The Crusader Newspaper Group

More CPS cuts for upcoming school year

By Patrice Nkrumah, Chicago Crusader

During an appearance on the South Side on Wednesday morning, Chicago Public Schools’ CEO Forrest Claypool announced the budget for CPS this upcoming school year.

The news is not good for the city’s 392,000 students as principals will have to make some painful decisions in terms of which programs to cut, staff to eliminate and how to keep their schools functional.

Claypool said the budget will ensure classrooms have the resources to continue academic growth and credits much of this due to the compromise that was reached in Springfield last month.

“Just a few weeks ago, CPS faced the real prospect of unavoidable, devastating cuts. Thankfully, those cuts are off the table,” stated Claypool. “We will continue to tighten our belts, but thanks to the collaborative efforts of state leaders and Chicagoans that significantly reduced the District’s budget deficit, our schools will open this fall with the resources to continue their remarkable academic progress.”

CPS will spend about $4,087 per pupil, which is a reduction from the start of last school year, but the same as it was in February when cuts were first announced. CPS officials also said they were relieved that the school year will start on time—something that was precarious, at best, at the end of this past school year. “While we have work ahead of us, thanks to the deep commitment by our teachers, parents and the entire CPS community, the school year will start as scheduled, and students will receive the resources and critical instruction time that they need to be successful,” said CPS Chief Education Officer Dr. Janice K. Jackson.

Many are concerned about the upcoming cuts that CPS officials are calling “management efficiencies.” CPS claims they will be consolidating the monies saved from cuts to hire part-time art, physical education and music teachers in response to complaints from parents that these important programs have been removed from curriculums. The cuts combined with the compromise in Springfield and a major tax hike for property owners in Chicago is how CPS will be able to fund this year’s budget.

In response to Claypool’s budget announcement, the Chicago Teachers Union issued a response stating while they are happy the amount per pupil will not be reduced any further, all of the other items in the budget should be of concern for Chicagoans.

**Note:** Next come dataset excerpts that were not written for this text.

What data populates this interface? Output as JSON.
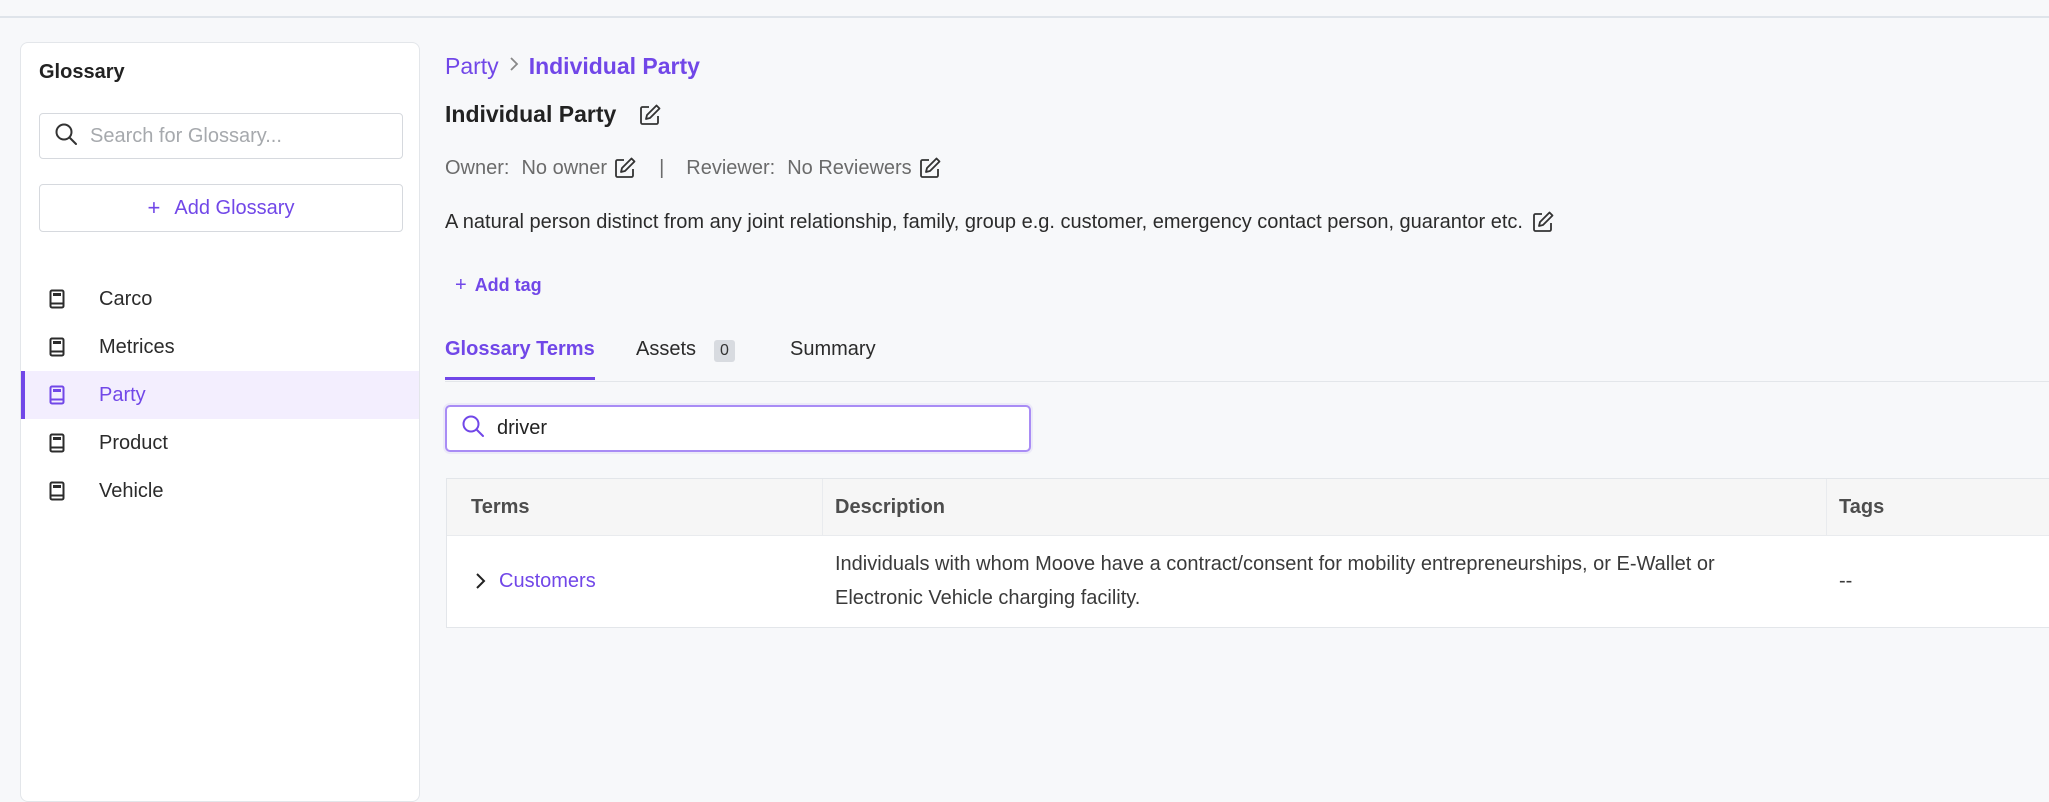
{
  "sidebar": {
    "title": "Glossary",
    "search_placeholder": "Search for Glossary...",
    "add_label": "Add Glossary",
    "items": [
      {
        "label": "Carco",
        "icon": "book-icon"
      },
      {
        "label": "Metrices",
        "icon": "book-icon"
      },
      {
        "label": "Party",
        "icon": "book-icon",
        "active": true
      },
      {
        "label": "Product",
        "icon": "book-icon"
      },
      {
        "label": "Vehicle",
        "icon": "book-icon"
      }
    ]
  },
  "breadcrumb": {
    "parent": "Party",
    "separator": "›",
    "current": "Individual Party"
  },
  "header": {
    "title": "Individual Party",
    "owner_label": "Owner:",
    "owner_value": "No owner",
    "separator": "|",
    "reviewer_label": "Reviewer:",
    "reviewer_value": "No Reviewers",
    "description": "A natural person distinct from any joint relationship, family, group e.g. customer, emergency contact person, guarantor etc.",
    "add_tag": "Add tag"
  },
  "tabs": [
    {
      "label": "Glossary Terms",
      "active": true
    },
    {
      "label": "Assets",
      "count": "0"
    },
    {
      "label": "Summary"
    }
  ],
  "term_search": {
    "value": "driver"
  },
  "table": {
    "columns": [
      "Terms",
      "Description",
      "Tags"
    ],
    "rows": [
      {
        "term": "Customers",
        "description": "Individuals with whom Moove have a contract/consent for mobility entrepreneurships, or E-Wallet or Electronic Vehicle charging facility.",
        "tags": "--"
      }
    ]
  },
  "colors": {
    "accent": "#7147e8",
    "active_bg": "#f3eefe",
    "page_bg": "#f7f8fa"
  }
}
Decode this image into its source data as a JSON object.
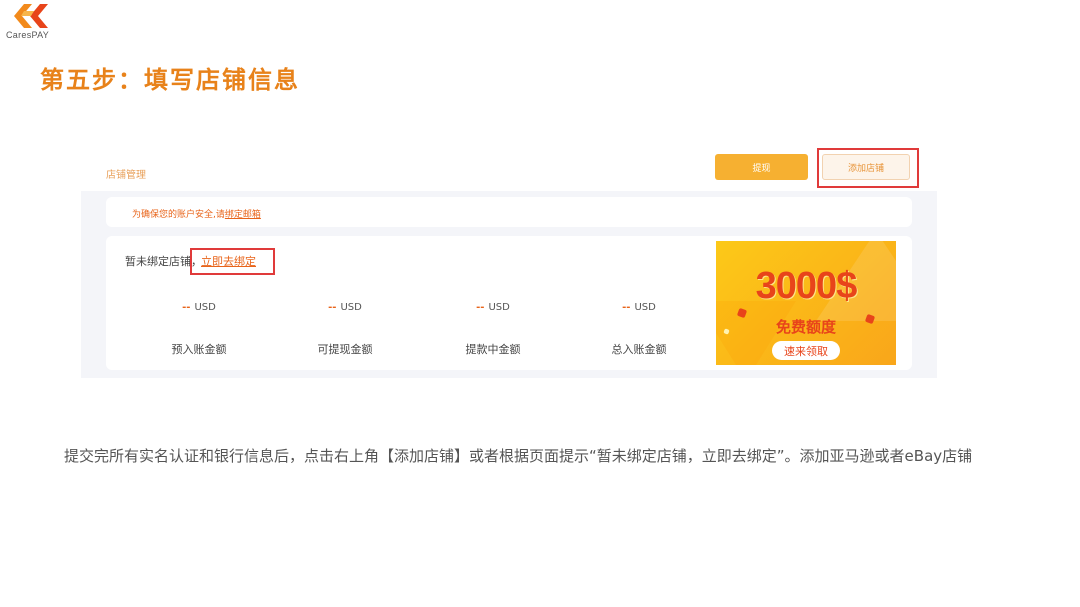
{
  "logo": {
    "text": "CaresPAY",
    "colors": [
      "#f28a1c",
      "#e8441a"
    ]
  },
  "slide": {
    "title": "第五步：填写店铺信息",
    "caption": "提交完所有实名认证和银行信息后，点击右上角【添加店铺】或者根据页面提示“暂未绑定店铺，立即去绑定”。添加亚马逊或者eBay店铺"
  },
  "store_page": {
    "section_title": "店铺管理",
    "withdraw_label": "提现",
    "add_store_label": "添加店铺",
    "notice_prefix": "为确保您的账户安全,请",
    "notice_link": "绑定邮箱",
    "unbound_text": "暂未绑定店铺，",
    "bind_link": "立即去绑定",
    "stats": [
      {
        "value": "--",
        "currency": "USD",
        "label": "预入账金额"
      },
      {
        "value": "--",
        "currency": "USD",
        "label": "可提现金额"
      },
      {
        "value": "--",
        "currency": "USD",
        "label": "提款中金额"
      },
      {
        "value": "--",
        "currency": "USD",
        "label": "总入账金额"
      }
    ],
    "promo": {
      "amount": "3000$",
      "subtitle": "免费额度",
      "button_label": "速来领取"
    }
  },
  "colors": {
    "title": "#e8821a",
    "accent": "#e8641a",
    "withdraw_button": "#f6b031",
    "highlight": "#e03a3a",
    "promo_bg": "#fbb918"
  }
}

CTU says the budget does nothing to address the major concerns; one of which is the continued gap between funding for neighborhood schools versus select-enrollment schools. They are also calling for a long-term plan to fix the fiscal crisis that CPS has been mired in for years once and for all.

“While we are glad that 40 percent of the student-based budgeting (SBB) is off the table, school budgets are still lower than last year,” said CTU Vice President Jesse Sharkey. “Unacceptable school-level cuts continue, and to be clear, these fiscal decisions hurt our students. A short-term fix from Springfield cannot resolve the long-term damage done to Chicago Public Schools (CPS) by the Chicago Board of Education and Mayor Rahm Emanuel. Simply put, our schools need sustainable, progressive revenue.”

He went on to say, “We’ve had year after year of reductions in support personnel to schools, and ‘efficiencies’ that principals have tried to wring out of their schools. There have been hundreds of millions in cuts that CPS claims are ‘away from the classroom,’ but they have cut essential programming from transportation, counseling, after-school programs, and even school libraries. Meanwhile, CPS has continued its decades-long practice of furthering segregation by funneling capital funds (long-term debt) towards expanding selective-enrollment buildings while neglecting the ‘under-enrolled’ neighborhood schools in their shadow.”

Sharkey continued by calling the CPS plans “vague” and said people will not really know the extent of the cuts in this budget and their long-term effects until well into the school year. He said raising taxes on those who make the most in Chicago, in addition to taxing transactions made at the Chicago Mercantile Exchange and Board of Options, is a better long-term solution.

“The real choice is the one that the CTU has posed repeatedly: choosing to raise revenue from the wealthy to make our schools whole…and not cede to the status quo of relegating urban public education to under-funding and worsening segregation. TIFs [tax increment financing] and a corporate head tax will resolve the budget gap completely and result in no cuts to our classrooms. Mayor Emanuel, CPS, Forrest Claypool, and their wealthy friends and developers should pay their fair share instead of paying lip service to teachers, students and parents.”

Lois Bradford-Jackson said she is transferring her daughter out of a CPS school and moving to suburban Burbank where she is buying a home with her new husband. She said as a property owner and mother of a 15-year-old sophomore, she can no longer wait for CPS to get its act together.

“I had my daughter at Bogan last year, and I was not happy and neither was her dad who lives in another state,” she told the Crusader. “There were a lot of fights at the school and little curriculum. So, we figure if we move just three miles further west, we can be completely out of the city and our daughter will be able to enroll at Reavis and get a better educational experience. I also was not pleased with the property tax increase bill I got two weeks ago.”